DNA repair gene panel mutations in young onset and aggressive vs non aggressive prostate cancer cases in the UK

Abstract

Background: Prostate cancer (PrCa) is the most common solid tumour in men in the Western world. There is evidence that PrCa predisposition is due to germline common and rare variation. Methods: We sequenced 175 genes in the DNA damage response and repair pathways using an Agilent customcapture kit and Illumina technology in PrCa cases diagnosed at<65 years compared with controls in the UK (mean coverage 76X).
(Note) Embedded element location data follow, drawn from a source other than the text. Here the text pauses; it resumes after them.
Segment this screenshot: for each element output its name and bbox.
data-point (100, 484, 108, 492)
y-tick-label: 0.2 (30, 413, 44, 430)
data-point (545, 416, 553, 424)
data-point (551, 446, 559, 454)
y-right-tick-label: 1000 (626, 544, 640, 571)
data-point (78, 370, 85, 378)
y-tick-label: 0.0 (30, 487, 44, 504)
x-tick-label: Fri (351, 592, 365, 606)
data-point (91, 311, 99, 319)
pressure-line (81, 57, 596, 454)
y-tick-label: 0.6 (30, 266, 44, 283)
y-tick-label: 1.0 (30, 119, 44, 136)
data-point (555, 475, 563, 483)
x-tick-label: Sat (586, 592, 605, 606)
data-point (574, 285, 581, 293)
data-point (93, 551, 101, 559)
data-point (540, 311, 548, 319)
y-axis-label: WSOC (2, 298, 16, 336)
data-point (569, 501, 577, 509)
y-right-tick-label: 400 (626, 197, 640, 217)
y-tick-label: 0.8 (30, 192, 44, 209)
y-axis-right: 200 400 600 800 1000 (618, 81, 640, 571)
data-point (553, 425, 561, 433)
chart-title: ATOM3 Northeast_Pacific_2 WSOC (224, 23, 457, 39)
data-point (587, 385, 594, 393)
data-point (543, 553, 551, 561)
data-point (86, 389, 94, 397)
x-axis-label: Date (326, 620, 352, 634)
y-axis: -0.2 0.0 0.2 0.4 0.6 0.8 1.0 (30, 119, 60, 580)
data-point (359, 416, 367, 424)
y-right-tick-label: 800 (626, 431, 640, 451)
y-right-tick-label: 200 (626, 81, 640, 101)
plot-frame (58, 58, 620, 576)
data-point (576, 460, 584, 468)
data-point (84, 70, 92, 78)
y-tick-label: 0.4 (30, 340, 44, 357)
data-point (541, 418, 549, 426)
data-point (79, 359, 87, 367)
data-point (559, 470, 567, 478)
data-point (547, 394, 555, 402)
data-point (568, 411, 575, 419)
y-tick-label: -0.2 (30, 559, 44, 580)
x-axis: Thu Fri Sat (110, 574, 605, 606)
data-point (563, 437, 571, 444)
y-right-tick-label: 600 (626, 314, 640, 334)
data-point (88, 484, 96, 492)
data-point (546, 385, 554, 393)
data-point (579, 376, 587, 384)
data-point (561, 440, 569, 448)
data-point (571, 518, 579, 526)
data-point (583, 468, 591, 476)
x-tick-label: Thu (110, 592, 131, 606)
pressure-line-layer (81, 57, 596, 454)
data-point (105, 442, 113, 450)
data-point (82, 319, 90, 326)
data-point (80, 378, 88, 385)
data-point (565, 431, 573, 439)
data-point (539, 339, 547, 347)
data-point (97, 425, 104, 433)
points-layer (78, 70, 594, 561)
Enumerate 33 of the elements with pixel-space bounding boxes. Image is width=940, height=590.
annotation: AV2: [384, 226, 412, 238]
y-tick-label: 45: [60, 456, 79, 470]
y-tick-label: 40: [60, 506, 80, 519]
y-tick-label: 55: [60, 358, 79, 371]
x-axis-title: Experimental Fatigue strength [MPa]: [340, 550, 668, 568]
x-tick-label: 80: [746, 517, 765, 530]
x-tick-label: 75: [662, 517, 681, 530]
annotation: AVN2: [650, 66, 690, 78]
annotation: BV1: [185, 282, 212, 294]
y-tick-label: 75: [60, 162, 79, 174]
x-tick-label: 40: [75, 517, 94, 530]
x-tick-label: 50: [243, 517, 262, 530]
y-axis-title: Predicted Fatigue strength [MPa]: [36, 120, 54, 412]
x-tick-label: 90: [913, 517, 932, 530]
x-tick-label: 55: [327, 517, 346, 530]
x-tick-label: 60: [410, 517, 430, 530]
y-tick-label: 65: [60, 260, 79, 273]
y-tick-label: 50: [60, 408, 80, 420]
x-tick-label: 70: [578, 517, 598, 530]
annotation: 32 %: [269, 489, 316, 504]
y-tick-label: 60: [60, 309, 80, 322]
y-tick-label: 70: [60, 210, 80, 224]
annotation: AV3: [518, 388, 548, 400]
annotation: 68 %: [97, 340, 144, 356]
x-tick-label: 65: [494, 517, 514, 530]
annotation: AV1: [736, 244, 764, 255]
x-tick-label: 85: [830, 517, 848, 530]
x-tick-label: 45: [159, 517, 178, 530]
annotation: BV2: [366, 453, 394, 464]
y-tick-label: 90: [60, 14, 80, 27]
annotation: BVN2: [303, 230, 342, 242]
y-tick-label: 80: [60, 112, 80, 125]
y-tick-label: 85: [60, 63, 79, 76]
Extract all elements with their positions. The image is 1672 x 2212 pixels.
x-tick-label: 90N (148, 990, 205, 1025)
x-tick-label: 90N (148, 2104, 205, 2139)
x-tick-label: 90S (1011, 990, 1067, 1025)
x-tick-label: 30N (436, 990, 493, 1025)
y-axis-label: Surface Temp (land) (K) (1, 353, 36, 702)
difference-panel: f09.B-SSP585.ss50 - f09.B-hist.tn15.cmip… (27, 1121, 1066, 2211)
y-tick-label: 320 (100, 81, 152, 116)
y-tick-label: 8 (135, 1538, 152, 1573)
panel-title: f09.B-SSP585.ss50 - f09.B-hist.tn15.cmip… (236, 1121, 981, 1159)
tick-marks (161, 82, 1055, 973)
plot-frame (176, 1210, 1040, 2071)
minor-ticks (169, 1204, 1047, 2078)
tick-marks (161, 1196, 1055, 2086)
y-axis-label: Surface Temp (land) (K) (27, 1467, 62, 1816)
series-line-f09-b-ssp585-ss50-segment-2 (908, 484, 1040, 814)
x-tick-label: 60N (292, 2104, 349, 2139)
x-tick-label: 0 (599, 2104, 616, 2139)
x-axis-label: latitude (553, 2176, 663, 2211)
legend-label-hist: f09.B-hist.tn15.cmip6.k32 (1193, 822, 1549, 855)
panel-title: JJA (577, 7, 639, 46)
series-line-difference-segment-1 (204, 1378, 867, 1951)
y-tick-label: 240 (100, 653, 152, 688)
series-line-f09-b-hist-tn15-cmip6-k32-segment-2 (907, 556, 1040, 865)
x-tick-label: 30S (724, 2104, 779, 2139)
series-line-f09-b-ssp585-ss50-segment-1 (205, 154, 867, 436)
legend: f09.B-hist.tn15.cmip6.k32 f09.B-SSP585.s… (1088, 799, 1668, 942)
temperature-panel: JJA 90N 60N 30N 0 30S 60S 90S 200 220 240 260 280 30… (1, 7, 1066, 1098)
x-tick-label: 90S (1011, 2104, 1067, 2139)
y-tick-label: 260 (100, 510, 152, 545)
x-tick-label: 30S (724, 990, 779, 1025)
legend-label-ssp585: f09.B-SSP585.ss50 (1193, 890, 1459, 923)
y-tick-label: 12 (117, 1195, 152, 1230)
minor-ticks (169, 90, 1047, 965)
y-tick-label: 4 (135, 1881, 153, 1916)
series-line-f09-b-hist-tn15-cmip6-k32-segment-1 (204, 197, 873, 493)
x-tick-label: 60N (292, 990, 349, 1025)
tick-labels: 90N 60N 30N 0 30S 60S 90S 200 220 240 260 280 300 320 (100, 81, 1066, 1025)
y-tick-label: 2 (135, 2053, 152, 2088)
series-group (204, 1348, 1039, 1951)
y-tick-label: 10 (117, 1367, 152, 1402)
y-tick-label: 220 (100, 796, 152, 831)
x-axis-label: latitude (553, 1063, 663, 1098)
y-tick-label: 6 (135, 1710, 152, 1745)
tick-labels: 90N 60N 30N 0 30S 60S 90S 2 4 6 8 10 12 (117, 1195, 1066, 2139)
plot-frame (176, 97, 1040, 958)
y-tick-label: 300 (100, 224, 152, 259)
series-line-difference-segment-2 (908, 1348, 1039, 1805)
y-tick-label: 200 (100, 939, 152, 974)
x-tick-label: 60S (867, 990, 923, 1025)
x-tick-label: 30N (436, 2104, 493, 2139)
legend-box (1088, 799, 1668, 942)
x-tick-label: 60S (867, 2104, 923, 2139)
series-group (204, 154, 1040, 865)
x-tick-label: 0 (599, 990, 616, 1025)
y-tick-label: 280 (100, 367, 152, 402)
Data were analysed from 1346 PrCa cases and 1186 controls using a GATK 2.8 analysis pipeline. Results: We identified 5,118 single nucleotide variants (SNVs) and 172 indels; 216 unique protein truncating variants (PTVs) were in 96 genes of the 175 gene panel. The total number of PTVs in cases was significantly higher (181) than in controls (122); in particular, in the BROCA gene set of 22 tumour suppressor genes (P=0.002). Mutations in BRCA1, BRCA2, ATM, MSH5 and CHEK2 were 3 times more common in cases compared with controls (P=0.0018). To investigate if aggressive cases had a different mutation burden we compared 204 aggressive (Gleason score>8) versus 1049 non-aggressive (Gleason score ≤7) cases. In the single variant analysis, one variant in BRCA2, rs28897754 (K2950N) showed association with a more aggressive phenotype (P=0.0016). Gene burden testing showed BRCA2, MSH2, PALB2 and CHEK2 had an OR>3 in aggressive v non aggressive cases (14% v 4%respectively). Men who died of PrCa had a 17% incidence of mutation in a subset of the 175 gene panel. Conclusions: We have shown that there is a higher percentage of DNA damage response and repair gene germline mutations in PrCa cases occurring at<65 years, in those with aggressive and lethal disease and this result will enable us to develop a testing panel for use in clinical care in the near future.